User journey mapping
Sketched user journey showing how users navigate to the grocery tab — most simply use search
Research showed that many users simply use search — they weren't even discovering the tab's curated experience.
Design charrettes
Working session with sticky notes — design charrettes co-led with skeptical Discover tab partners
I co-led focused design charrettes with Discover tab partners, turning skepticism into shared ownership.

Focused on what users care about, let go of everything else

I distilled the research into six prioritized user problems, each backed by data and a specific hypothesis. The biggest: many users didn't even know the tab existed. Second: confusion between Usuals, buy-again, and recommendations. I mapped each problem to a concrete UI solution — every design decision traced directly back to a validated user need.

The approach was atomic: I started by listing every element the refresh would touch, sketched individual components, then assembled them into full layouts through iterative rounds of collaboration and testing. The final design introduced clearer naming, "You might need these" reminders for items not bought recently, out-of-stock substitutes, and a dedicated personalized discovery section.

Mapping elements
Handwritten inventory of every UI element impacted by the refresh
Every element the refresh would touch — from front door to carousels to toggles — listed across current and proposed states.
Atomic design & sketching
Atomic design sketches — individual components like search bars, toggles, cards, and navigation elements
Sketch individual components first, then compose them into screens.

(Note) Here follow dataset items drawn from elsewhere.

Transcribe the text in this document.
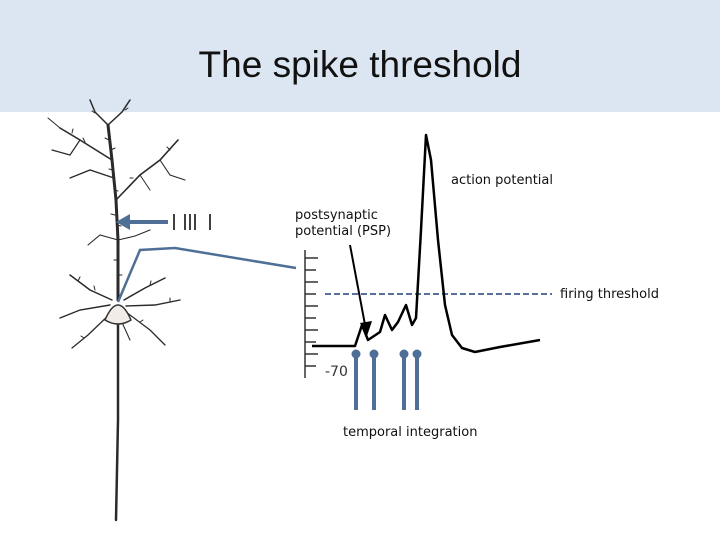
The spike threshold
action potential
postsynaptic
potential (PSP)
firing threshold
temporal integration
-70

Every element had to earn its place.
Assembling the puzzle — dozens of hand-drawn wireframe iterations showing how components come together into full screen layouts
Dozens of iterations exploring how atomic components compose into full screen layouts — variations of navigation, content hierarchy, and reorder flows.
Annotated UI showing how each design element maps back to a specific user problem identified in research
Every element in the final design maps directly to a prioritized user problem. Research guided the decisions — not assumptions, not stakeholder preferences.
The refreshed experience
Two views of the refreshed experience — a simple buy-it-again view alongside personalized discovery with smart recommendations
The two core modes: a simple buy-it-again view highlighting products guests buy most often, alongside personalized discovery with smart recommendations based on purchase history.
93% of revenue came from the simplest experience. Focus on what users care about — let go of everything else.

Targeting $6B annually

50%
Target: app orders through the tab (up from 23%)
$500M
Monthly revenue goal (~$6B/year)
6
Prioritized user problems addressed

The design refresh was built as an A/B test against the existing experience, with a multivariate test for naming and iconography. The goal was ambitious: double the tab's share of app orders from 23% to 50%, and push monthly revenue from $244M to $500M — roughly $6B annually.

Every design decision in the refresh was traceable to a specific user problem validated through research. This wasn't a visual polish — it was a structural reorganization driven by data, built on the platform established by the original tab launch two years earlier.